Saturday, September 10, 2005

My Conversation with Ron

Got off of the phone last night with the driver, Ron Brenneman, who took Shawnee UMC's load of water to the Gulf, and he confirmed what TV reporters had already told us.... the Gulf region is a wreck.

Ron's journey down there has been an interesting one. After volunteering to take the load south last weekend, Ron left Wednesday with over 40,000 pounds of water and baby wipes. Originally, he was heading to Broadmoor UMC in Baton Rouge, Louisiana, but about an hour before he supposed to arrive, his contact asked him to forward the load to Slidell, Louisiana. Ron agreed, but after covering the additional distance, upon his arrival, the coordinator of the disaster relief center there asked if he could, instead, take the load to Gulfport, Mississippi. R0n, once again, agreed, however, upon arriving at a Salvation Army corps, and discovering that it might be a day or two before his truck could be unloaded (as there were three trucks ahead of him, and only a few tired volunteers doing the unloading), the corps captain asked if he could take the load into the heart of Biloxi, Mississippi. Ron, of course, agreed, and (thankfully) upon arrival, he found willing volunteers and a long line of cars looking for water, there waiting on him.
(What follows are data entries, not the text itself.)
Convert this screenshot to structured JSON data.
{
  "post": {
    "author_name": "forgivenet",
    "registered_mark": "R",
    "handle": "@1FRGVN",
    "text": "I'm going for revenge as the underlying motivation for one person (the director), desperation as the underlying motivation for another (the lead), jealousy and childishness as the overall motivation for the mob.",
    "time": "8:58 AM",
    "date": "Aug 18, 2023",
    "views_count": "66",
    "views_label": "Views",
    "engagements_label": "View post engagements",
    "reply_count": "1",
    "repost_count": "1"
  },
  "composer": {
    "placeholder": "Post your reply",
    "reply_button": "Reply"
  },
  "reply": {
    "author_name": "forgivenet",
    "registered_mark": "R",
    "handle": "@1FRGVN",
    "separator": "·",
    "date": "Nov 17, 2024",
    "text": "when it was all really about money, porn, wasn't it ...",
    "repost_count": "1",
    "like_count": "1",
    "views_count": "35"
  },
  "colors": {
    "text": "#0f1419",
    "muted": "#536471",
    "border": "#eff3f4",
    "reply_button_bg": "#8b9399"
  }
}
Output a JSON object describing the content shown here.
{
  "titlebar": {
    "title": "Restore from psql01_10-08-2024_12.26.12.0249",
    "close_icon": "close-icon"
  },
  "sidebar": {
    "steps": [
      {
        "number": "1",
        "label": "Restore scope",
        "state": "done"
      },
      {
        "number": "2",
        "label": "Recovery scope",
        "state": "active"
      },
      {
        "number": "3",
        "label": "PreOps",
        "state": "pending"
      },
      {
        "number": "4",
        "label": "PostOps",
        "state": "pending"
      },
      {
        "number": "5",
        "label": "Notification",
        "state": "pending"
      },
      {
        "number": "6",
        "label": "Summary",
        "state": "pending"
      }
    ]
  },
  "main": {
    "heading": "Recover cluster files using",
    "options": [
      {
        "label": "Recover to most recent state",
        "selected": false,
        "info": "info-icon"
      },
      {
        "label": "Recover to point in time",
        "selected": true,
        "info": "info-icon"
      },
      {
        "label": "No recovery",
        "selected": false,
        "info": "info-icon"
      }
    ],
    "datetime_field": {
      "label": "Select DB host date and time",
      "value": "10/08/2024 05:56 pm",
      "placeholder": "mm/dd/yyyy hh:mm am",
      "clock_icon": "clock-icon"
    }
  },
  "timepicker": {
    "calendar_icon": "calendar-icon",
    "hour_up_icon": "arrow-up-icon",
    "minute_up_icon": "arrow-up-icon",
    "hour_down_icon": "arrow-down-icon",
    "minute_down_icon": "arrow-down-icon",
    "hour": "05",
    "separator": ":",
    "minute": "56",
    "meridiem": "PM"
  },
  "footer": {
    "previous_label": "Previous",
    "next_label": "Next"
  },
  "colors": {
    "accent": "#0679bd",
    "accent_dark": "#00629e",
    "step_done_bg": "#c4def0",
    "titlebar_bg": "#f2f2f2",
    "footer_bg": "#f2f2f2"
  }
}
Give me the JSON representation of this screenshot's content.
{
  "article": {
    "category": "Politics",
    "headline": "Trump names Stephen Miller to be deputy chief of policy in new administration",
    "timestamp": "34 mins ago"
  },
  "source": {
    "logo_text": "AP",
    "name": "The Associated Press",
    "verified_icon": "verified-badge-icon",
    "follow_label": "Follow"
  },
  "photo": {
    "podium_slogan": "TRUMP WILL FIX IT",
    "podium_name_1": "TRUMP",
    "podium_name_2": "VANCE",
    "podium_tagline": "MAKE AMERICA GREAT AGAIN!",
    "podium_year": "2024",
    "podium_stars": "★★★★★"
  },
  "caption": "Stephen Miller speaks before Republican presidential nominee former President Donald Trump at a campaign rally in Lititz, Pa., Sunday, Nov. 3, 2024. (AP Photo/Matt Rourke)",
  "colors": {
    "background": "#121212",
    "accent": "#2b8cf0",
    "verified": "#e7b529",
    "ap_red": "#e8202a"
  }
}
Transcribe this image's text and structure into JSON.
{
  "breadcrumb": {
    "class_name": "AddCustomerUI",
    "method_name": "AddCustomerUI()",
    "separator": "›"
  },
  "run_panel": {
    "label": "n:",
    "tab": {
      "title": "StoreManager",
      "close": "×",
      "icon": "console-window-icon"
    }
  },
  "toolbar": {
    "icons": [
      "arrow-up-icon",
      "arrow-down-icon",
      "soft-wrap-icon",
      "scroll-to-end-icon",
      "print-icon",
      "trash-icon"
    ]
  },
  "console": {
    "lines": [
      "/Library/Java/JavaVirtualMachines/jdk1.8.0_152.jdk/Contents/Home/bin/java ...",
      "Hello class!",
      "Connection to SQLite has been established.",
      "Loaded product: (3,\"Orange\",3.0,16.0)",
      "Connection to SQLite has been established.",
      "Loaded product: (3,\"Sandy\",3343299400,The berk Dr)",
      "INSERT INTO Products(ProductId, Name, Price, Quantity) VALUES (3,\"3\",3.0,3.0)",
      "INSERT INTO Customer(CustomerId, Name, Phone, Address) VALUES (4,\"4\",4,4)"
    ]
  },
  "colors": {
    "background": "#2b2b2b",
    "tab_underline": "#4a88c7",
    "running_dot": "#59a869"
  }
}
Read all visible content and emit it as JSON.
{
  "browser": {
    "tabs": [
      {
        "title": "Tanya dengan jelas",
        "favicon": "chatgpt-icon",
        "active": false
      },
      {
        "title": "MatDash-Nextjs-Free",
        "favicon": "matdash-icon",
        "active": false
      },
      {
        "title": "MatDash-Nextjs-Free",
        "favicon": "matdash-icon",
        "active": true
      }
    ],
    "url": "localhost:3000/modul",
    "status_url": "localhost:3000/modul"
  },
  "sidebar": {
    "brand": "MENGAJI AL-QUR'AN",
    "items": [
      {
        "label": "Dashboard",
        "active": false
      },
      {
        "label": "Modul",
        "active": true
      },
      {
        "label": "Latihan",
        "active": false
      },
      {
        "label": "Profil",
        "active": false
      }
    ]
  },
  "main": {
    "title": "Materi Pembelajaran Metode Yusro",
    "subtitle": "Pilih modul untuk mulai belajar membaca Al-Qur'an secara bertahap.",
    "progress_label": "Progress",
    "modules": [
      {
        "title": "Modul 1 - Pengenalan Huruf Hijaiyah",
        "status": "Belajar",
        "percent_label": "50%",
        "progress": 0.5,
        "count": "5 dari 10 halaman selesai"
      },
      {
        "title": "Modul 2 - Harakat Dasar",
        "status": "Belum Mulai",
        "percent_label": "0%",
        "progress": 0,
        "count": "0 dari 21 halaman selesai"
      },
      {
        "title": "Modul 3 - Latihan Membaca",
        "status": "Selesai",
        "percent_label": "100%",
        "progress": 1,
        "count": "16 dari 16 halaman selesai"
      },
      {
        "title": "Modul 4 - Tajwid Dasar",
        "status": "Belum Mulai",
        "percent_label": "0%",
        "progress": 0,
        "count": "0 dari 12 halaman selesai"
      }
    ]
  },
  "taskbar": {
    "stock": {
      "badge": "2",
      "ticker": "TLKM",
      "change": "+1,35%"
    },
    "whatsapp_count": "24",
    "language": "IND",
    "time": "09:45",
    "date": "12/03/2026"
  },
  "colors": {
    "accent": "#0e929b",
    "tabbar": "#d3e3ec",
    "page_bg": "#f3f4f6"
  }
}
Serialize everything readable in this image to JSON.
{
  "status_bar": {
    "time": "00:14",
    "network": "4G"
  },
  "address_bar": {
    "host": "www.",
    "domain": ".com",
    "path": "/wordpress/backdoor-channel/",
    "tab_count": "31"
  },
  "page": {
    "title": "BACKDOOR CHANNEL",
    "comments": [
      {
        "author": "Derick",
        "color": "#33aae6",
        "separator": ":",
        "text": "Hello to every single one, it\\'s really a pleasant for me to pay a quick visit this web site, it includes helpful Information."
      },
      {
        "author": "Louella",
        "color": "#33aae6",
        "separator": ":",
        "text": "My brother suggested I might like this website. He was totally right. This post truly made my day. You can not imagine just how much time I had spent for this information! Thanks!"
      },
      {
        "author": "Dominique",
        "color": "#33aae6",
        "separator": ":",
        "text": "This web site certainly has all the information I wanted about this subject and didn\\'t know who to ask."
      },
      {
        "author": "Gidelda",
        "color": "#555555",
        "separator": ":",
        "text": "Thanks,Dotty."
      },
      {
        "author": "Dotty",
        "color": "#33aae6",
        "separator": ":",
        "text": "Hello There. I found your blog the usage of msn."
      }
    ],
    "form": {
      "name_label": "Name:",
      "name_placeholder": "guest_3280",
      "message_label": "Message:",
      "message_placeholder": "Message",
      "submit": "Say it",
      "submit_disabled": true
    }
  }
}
So, Ron has seen quite a bit of the south. Here are some of his reflections.

Ron told me that the first thing he noticed driving across Louisiana and Mississippi was the smell. "It smells like Haiti down here", he told me, which is an ominous sign. If you've ever traveled in that part of the world (Haiti), you'll never forget the pungent aroma: A mix of burning charcoal, raw sewage, diesel fuel, and rotting garbage. It is the smell of poverty, a lack of infrastructure, and people struggling to survive. Such is the case right now in the south, as people live with out all of the basic services (water, garbage pickup, electricity, etc...) we often take for granted.

The second thing Ron relayed to me was that the people living, or volunteering in the region are dog-tired. There are police officers that have been working non-stop for over a week keeping order. Residents who are spending their days with chain saws, mops, shovels, and other implements requiring hard labor, sleeping in homes with no electricity or running water in 90+ degree heat. Volunteers, many living in tents, who are spending their days delivering, or distributing necessities, aren't getting a good nights sleep in their primitive conditions. People are tired, and so it's good to hear reports from all over the country of people traveling down south to volunteer, because they will form a greatly needed " second wave" of strong backs and optimistic attitudes. They can't get there too soon.

The final thing Ron made clear was that everything you had been hearing and seeing on TV about the destruction in that part of the world is utterly and completely true. Large water-based casinos washed blocks inland. Virtually every building made out of wood, leveled. Trees snapped in two like pixie sticks. Pictures and video can't convey the level of devastation, and the amount of work it will take to reconstruct what amounts to a coast line that extends from Western Alabama all the way to the Louisiana-Texas state line. It will take contractors, volunteers, and government agencies years to get to all of those that are in need.

So, this truckload of water can only be the beginning of an ongoing effort on the part of our congregation, and the Shawnee community, to help put back together what has been for many of us, a great place to play. Work that will, one day, help result in Ron calling me from Biloxi after making run down there with a load of steel for a booming factory, telling me, "Buke, it's hard to believe there was ever a hurricane down here. It's totally rebuilt."

That'll be a great day. Help play your part.